Beyond troop levels, Obama and Karzai are also expected to discuss preparations for next year’s Afghan elections and the prospects for advancing Afghan peace talks with the Taliban.

Friday’s meeting will be the first between Obama and Karzai since November’s US presidential election. Heading into his second term, Obama is shaking up his national security team, including key players who deal with Karzai and the war.

Secretary of State Hillary Rodham Clinton and Defence Secretary Leon Panetta are both expected to leave their posts within weeks.
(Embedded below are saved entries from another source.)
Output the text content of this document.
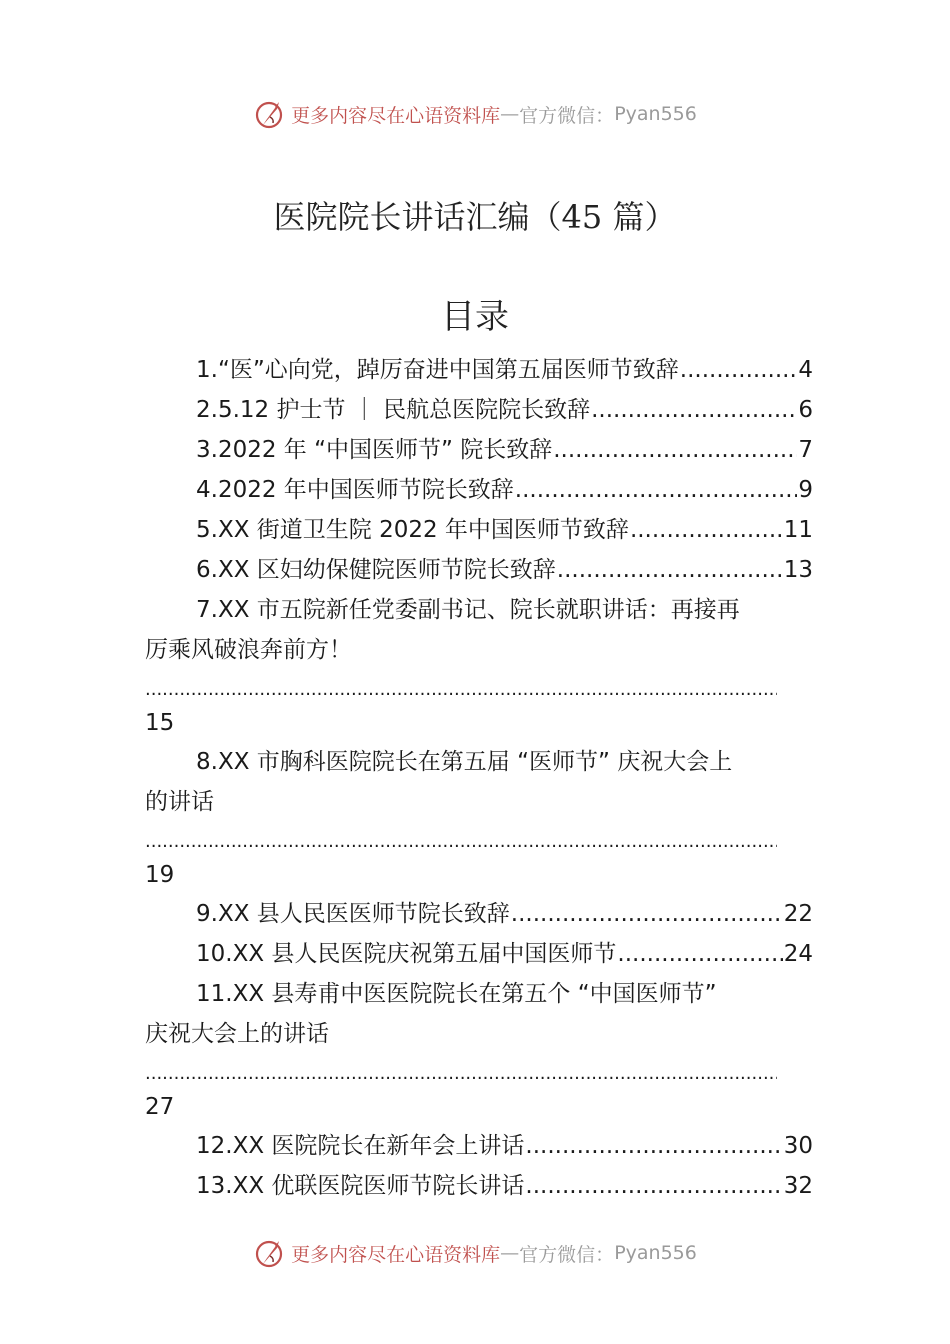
更多内容尽在心语资料库 — 官方微信： Pyan556
医院院长讲话汇编（45 篇）
目录
1.“医”心向党，踔厉奋进中国第五届医师节致辞 .....	4
2.5.12 护士节 ｜ 民航总医院院长致辞 .....	6
3.2022 年 “中国医师节” 院长致辞 .....	7
4.2022 年中国医师节院长致辞 .....	9
5.XX 街道卫生院 2022 年中国医师节致辞 .....	11
6.XX 区妇幼保健院医师节院长致辞 .....	13
7.XX 市五院新任党委副书记、院长就职讲话：再接再
厉乘风破浪奔前方！
.....
15
8.XX 市胸科医院院长在第五届 “医师节” 庆祝大会上
的讲话
.....
19
9.XX 县人民医医师节院长致辞 .....	22
10.XX 县人民医院庆祝第五届中国医师节 .....	24
11.XX 县寿甫中医医院院长在第五个 “中国医师节”
庆祝大会上的讲话
.....
27
12.XX 医院院长在新年会上讲话 .....	30
13.XX 优联医院医师节院长讲话 .....	32
更多内容尽在心语资料库 — 官方微信： Pyan556
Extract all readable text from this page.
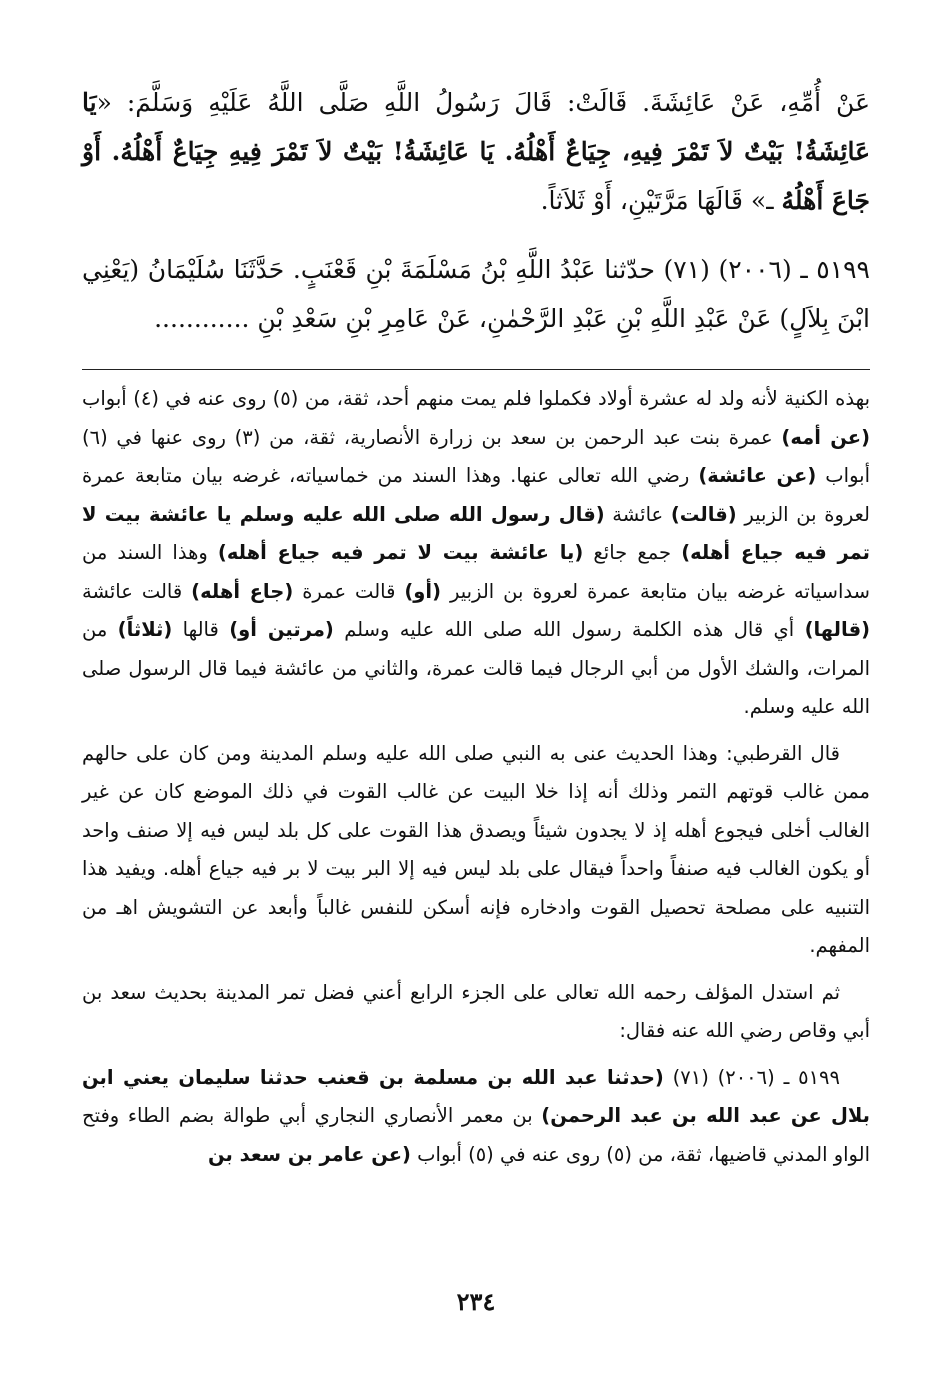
عَنْ أُمِّهِ، عَنْ عَائِشَةَ. قَالَتْ: قَالَ رَسُولُ اللَّهِ صَلَّى اللَّهُ عَلَيْهِ وَسَلَّمَ: «يَا عَائِشَةُ! بَيْتٌ لاَ تَمْرَ فِيهِ، جِيَاعٌ أَهْلُهُ. يَا عَائِشَةُ! بَيْتٌ لاَ تَمْرَ فِيهِ جِيَاعٌ أَهْلُهُ. أَوْ جَاعَ أَهْلُهُ ـ» قَالَهَا مَرَّتَيْنِ، أَوْ ثَلاَثاً.

٥١٩٩ ـ (٢٠٠٦) (٧١) حدّثنا عَبْدُ اللَّهِ بْنُ مَسْلَمَةَ بْنِ قَعْنَبٍ. حَدَّثَنَا سُلَيْمَانُ (يَعْنِي ابْنَ بِلاَلٍ) عَنْ عَبْدِ اللَّهِ بْنِ عَبْدِ الرَّحْمٰنِ، عَنْ عَامِرِ بْنِ سَعْدِ بْنِ ............

بهذه الكنية لأنه ولد له عشرة أولاد فكملوا فلم يمت منهم أحد، ثقة، من (٥) روى عنه في (٤) أبواب (عن أمه) عمرة بنت عبد الرحمن بن سعد بن زرارة الأنصارية، ثقة، من (٣) روى عنها في (٦) أبواب (عن عائشة) رضي الله تعالى عنها. وهذا السند من خماسياته، غرضه بيان متابعة عمرة لعروة بن الزبير (قالت) عائشة (قال رسول الله صلى الله عليه وسلم يا عائشة بيت لا تمر فيه جياع أهله) جمع جائع (يا عائشة بيت لا تمر فيه جياع أهله) وهذا السند من سداسياته غرضه بيان متابعة عمرة لعروة بن الزبير (أو) قالت عمرة (جاع أهله) قالت عائشة (قالها) أي قال هذه الكلمة رسول الله صلى الله عليه وسلم (مرتين أو) قالها (ثلاثاً) من المرات، والشك الأول من أبي الرجال فيما قالت عمرة، والثاني من عائشة فيما قال الرسول صلى الله عليه وسلم.

قال القرطبي: وهذا الحديث عنى به النبي صلى الله عليه وسلم المدينة ومن كان على حالهم ممن غالب قوتهم التمر وذلك أنه إذا خلا البيت عن غالب القوت في ذلك الموضع كان عن غير الغالب أخلى فيجوع أهله إذ لا يجدون شيئاً ويصدق هذا القوت على كل بلد ليس فيه إلا صنف واحد أو يكون الغالب فيه صنفاً واحداً فيقال على بلد ليس فيه إلا البر بيت لا بر فيه جياع أهله. ويفيد هذا التنبيه على مصلحة تحصيل القوت وادخاره فإنه أسكن للنفس غالباً وأبعد عن التشويش اهـ من المفهم.

ثم استدل المؤلف رحمه الله تعالى على الجزء الرابع أعني فضل تمر المدينة بحديث سعد بن أبي وقاص رضي الله عنه فقال:

٥١٩٩ ـ (٢٠٠٦) (٧١) (حدثنا عبد الله بن مسلمة بن قعنب حدثنا سليمان يعني ابن بلال عن عبد الله بن عبد الرحمن) بن معمر الأنصاري النجاري أبي طوالة بضم الطاء وفتح الواو المدني قاضيها، ثقة، من (٥) روى عنه في (٥) أبواب (عن عامر بن سعد بن

٢٣٤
The president nominated Democratic Sen John Kerry as the nation’s top diplomat and former Republican Sen Chuck Hagel to lead the Pentagon.

Both Kerry and Hagel are likely to favour a more rapid withdrawal of US forces.

After Karzai met on Thursday with Clinton and Panetta, the Pentagon chief offered an upbeat assessment of the war’s progress.

“After a long and difficult path, we finally are, I believe, at the last chapter of establishing an Afghanistan, a sovereign Afghanistan, that can govern and secure itself for the future,” Panetta said.

The US-led NATO coalition is aiming to turn all combat missions over to Afghan forces by the end of this year. The 66,000 US forces still there are already turning over territory or handing off many combat missions to the Afghans.

Still, the war’s endgame is punctuated with uncertainty, beginning with doubts about whether the Afghan government can build legitimacy by credibly serving its population. Also in question is whether Afghan security forces will be capable of holding off the Taliban after international forces leave.

Panetta told a news conference that he and Karzai had laid the groundwork for the Afghan leader’s White House meeting.

“We made very good progress on, you know, the kind of equipment that we would try to make available to them,” to enable the Afghans to not only secure their borders but also prevent a Taliban takeover, Panetta said.

Gen Martin Dempsey, chairman of the Joint Chiefs of Staff, told the same news conference that US and Afghan officials are developing a common assessment of threats Afghanistan is likely to face in the future. Conclusions from that study will help determine the full range of Afghanistan’s military requirements, he said.

Karzai was greeted at the Pentagon by a ceremonial honour guard, and at a photo-taking session in Panetta’s office the Afghan leader said he could assure the American people that his country “will not ever again be threatened by terrorists from across our borders” — an allusion to the Al Qaida leaders hiding in Pakistan. It was from Afghanistan that Osama bin Laden and his Al Qaida operatives plotted the September 11, 2001, attacks on the US.